Tuesday, September 9, 2008
Monsters & Treasures of the Wilderlands I (M&T henceforth) is a 17-page PDF (one of which is a credits and OGL page) written by James Mishler of Adventure Games Publishing and sells for $4. The product is extremely text-heavy, with three columns of what looked to be 8-point type throughout. The typeface was easy even for my aging eyes to read, but I would not be surprised if others found it less legible, particularly given that there are no illustrations to break up the text. This isn't a criticism so much as a simple acknowledgement that you're getting a lot of words for your $4 -- and very good words at that.
M&T describes 16 new monsters and an equal number of new magical items for use with AGP's "Wilderlands of High Adventure," a variant of the classic Judges Guild campaign setting for use with Troll Lord's Castles & Crusades. Although C&C is derived from the D20 SRD and is, in many ways, a kind of "3e Lite," it's most admirable feature is that enough of the cruft and accretions of 3e have been stripped away so that products written for C&C work well with older editions of D&D and their retro-clones/simulacra without much effort. This ease of conversion works to the advantage of M&T, whose contents would make great additions to many old school games. Despite this, I will note here that I think C&C still retains a little too much of 3e's obsession with mechanical exactitude, which is why many of the otherwise excellent entries in this product are longer than they need to have been. Given the density of the text, this is a small blemish and I can hardly fault Mishler for having stayed true to M&T's native rules set.
The monsters described herein range from low-level foes, such as giant vampire bats, to much mightier ones, such as fallen demigods known as the angrasinamru and everything in between. I appreciated the breadth of the entries, both thematically and mechanically.
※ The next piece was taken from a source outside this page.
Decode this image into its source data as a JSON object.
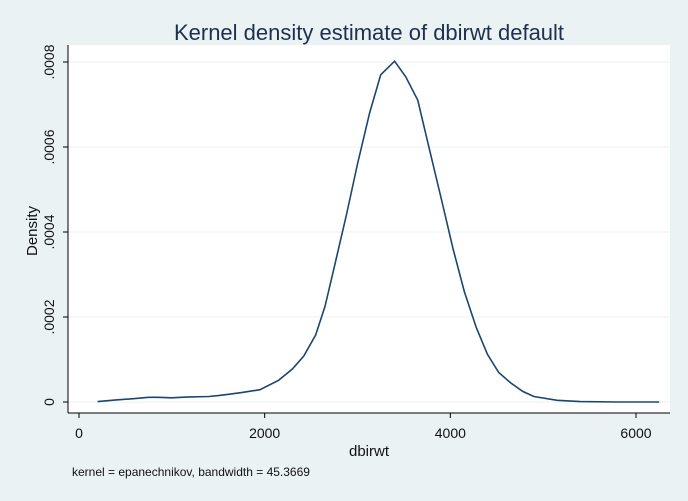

I also enjoyed the fact that many of them were worthy of the fine Gygaxian tradition of taking the germ of an idea from myth or legend and reworking it into a unique creature for use in one's fantasy campaign. Several monsters contain a "Death" entry indicating the unusual consequences of its being slain, such as the earth and stars mourning the death of the aforementioned angrasinamru or how the gorgosphinx turns into a statue of rock salt capable of petrifying anyone who is so foolish as to consume part of it. It's little touches like these that elevate the monsters in M&T above the usual fare found in monster books. I also note with approval that many of these creatures contain honest-to-goodness save or die effects of the sort that are so out of fashion these days.
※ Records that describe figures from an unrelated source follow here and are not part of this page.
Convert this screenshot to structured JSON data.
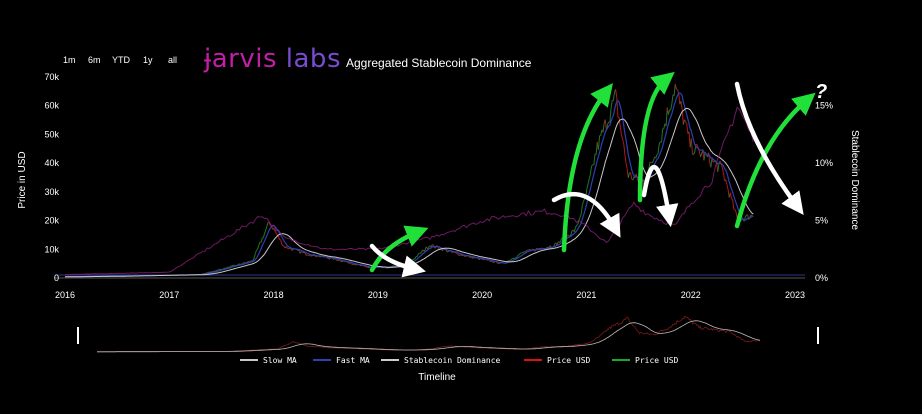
{
  "range_buttons": [
    "1m",
    "6m",
    "YTD",
    "1y",
    "all"
  ],
  "brand": {
    "part1": "ɉarvis",
    "part2": " labs",
    "title": "Aggregated Stablecoin Dominance"
  },
  "colors": {
    "price_up": "#1a7a2a",
    "price_down": "#b01818",
    "slow_ma": "#c8c8c8",
    "fast_ma": "#2f3fb0",
    "dominance": "#cccccc",
    "arrow_green": "#22e03a",
    "arrow_white": "#ffffff"
  },
  "annotation_question": "?",
  "chart_data": {
    "type": "line",
    "title": "Aggregated Stablecoin Dominance",
    "xlabel": "Timeline",
    "ylabel_left": "Price in USD",
    "ylabel_right": "Stablecoin Dominance",
    "x_ticks": [
      "2016",
      "2017",
      "2018",
      "2019",
      "2020",
      "2021",
      "2022",
      "2023"
    ],
    "y_left_ticks": [
      "0",
      "10k",
      "20k",
      "30k",
      "40k",
      "50k",
      "60k",
      "70k"
    ],
    "y_left_range": [
      0,
      70000
    ],
    "y_right_ticks": [
      "0%",
      "5%",
      "10%",
      "15%"
    ],
    "y_right_range": [
      0,
      17.5
    ],
    "x_range": [
      2016,
      2023
    ],
    "legend": [
      "Slow MA",
      "Fast MA",
      "Stablecoin Dominance",
      "Price USD",
      "Price USD"
    ],
    "series": [
      {
        "name": "Price USD",
        "axis": "left",
        "points": [
          [
            2016.0,
            430
          ],
          [
            2016.5,
            650
          ],
          [
            2017.0,
            1000
          ],
          [
            2017.3,
            1200
          ],
          [
            2017.6,
            4000
          ],
          [
            2017.8,
            6000
          ],
          [
            2017.96,
            19500
          ],
          [
            2018.1,
            11000
          ],
          [
            2018.3,
            8500
          ],
          [
            2018.6,
            6500
          ],
          [
            2018.9,
            3700
          ],
          [
            2019.1,
            3600
          ],
          [
            2019.3,
            5300
          ],
          [
            2019.5,
            11500
          ],
          [
            2019.7,
            9000
          ],
          [
            2019.9,
            7200
          ],
          [
            2020.2,
            5000
          ],
          [
            2020.4,
            9000
          ],
          [
            2020.7,
            11500
          ],
          [
            2020.9,
            17000
          ],
          [
            2021.0,
            29000
          ],
          [
            2021.1,
            45000
          ],
          [
            2021.28,
            63000
          ],
          [
            2021.4,
            36000
          ],
          [
            2021.55,
            33000
          ],
          [
            2021.7,
            47000
          ],
          [
            2021.85,
            67000
          ],
          [
            2022.0,
            46000
          ],
          [
            2022.15,
            42000
          ],
          [
            2022.3,
            38000
          ],
          [
            2022.45,
            20000
          ],
          [
            2022.6,
            22000
          ]
        ]
      },
      {
        "name": "Stablecoin Dominance",
        "axis": "right",
        "points": [
          [
            2016.0,
            0.3
          ],
          [
            2017.0,
            0.5
          ],
          [
            2017.9,
            5.5
          ],
          [
            2018.1,
            3.5
          ],
          [
            2018.5,
            2.5
          ],
          [
            2019.0,
            2.5
          ],
          [
            2019.5,
            3.5
          ],
          [
            2020.0,
            5.0
          ],
          [
            2020.3,
            5.5
          ],
          [
            2020.6,
            5.8
          ],
          [
            2020.8,
            5.5
          ],
          [
            2021.0,
            4.5
          ],
          [
            2021.2,
            3.0
          ],
          [
            2021.45,
            6.5
          ],
          [
            2021.6,
            5.5
          ],
          [
            2021.85,
            4.5
          ],
          [
            2022.0,
            6.5
          ],
          [
            2022.2,
            8.5
          ],
          [
            2022.45,
            15.0
          ],
          [
            2022.6,
            12.0
          ]
        ]
      }
    ]
  }
}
The magical treasures described in this product are similarly good, demonstrating a terrific combination of creativity, whimsy, and old school sensibilities. I was particularly taken with the Demon Die of the Mandarin-Lords, an arcane dodecahedron once used by servants of an ancient emperor devoted to Chance and whose rolls determine the justice meted out against those accused of crimes. Naturally, there's a D12 random table that's suitably nasty, since "the Accursed Emperor was fond of chance, but liked to hedge his bets!" Many of the magical treasures exhibit negative qualities in addition to their beneficial ones. There's a price to pay for using them, in keeping with the traditions of pulp fantasy on which D&D was founded. Unsurprisingly, I think very highly of this approach.
If I have a complaint about Monsters & Treasures of the Wilderlands I, it's that there's not yet a volume II. For the price, this is a superb product and I found myself wishing for more monsters and treasures from Mishler's remarkable imagination. I'll admit that I also regret the lack of art, since several of the monsters have bizarre appearances that took me some time to wrap my head around. For some, though, this is a feature, not a bug and I'm sure the lack of art helped keep the price of the product down, so it may be a boon in disguise. I encountered a few small editorial glitches here and there, but nothing worthy of specific note. I wholeheartedly recommend this product and hope to see additional entries in the series before too long.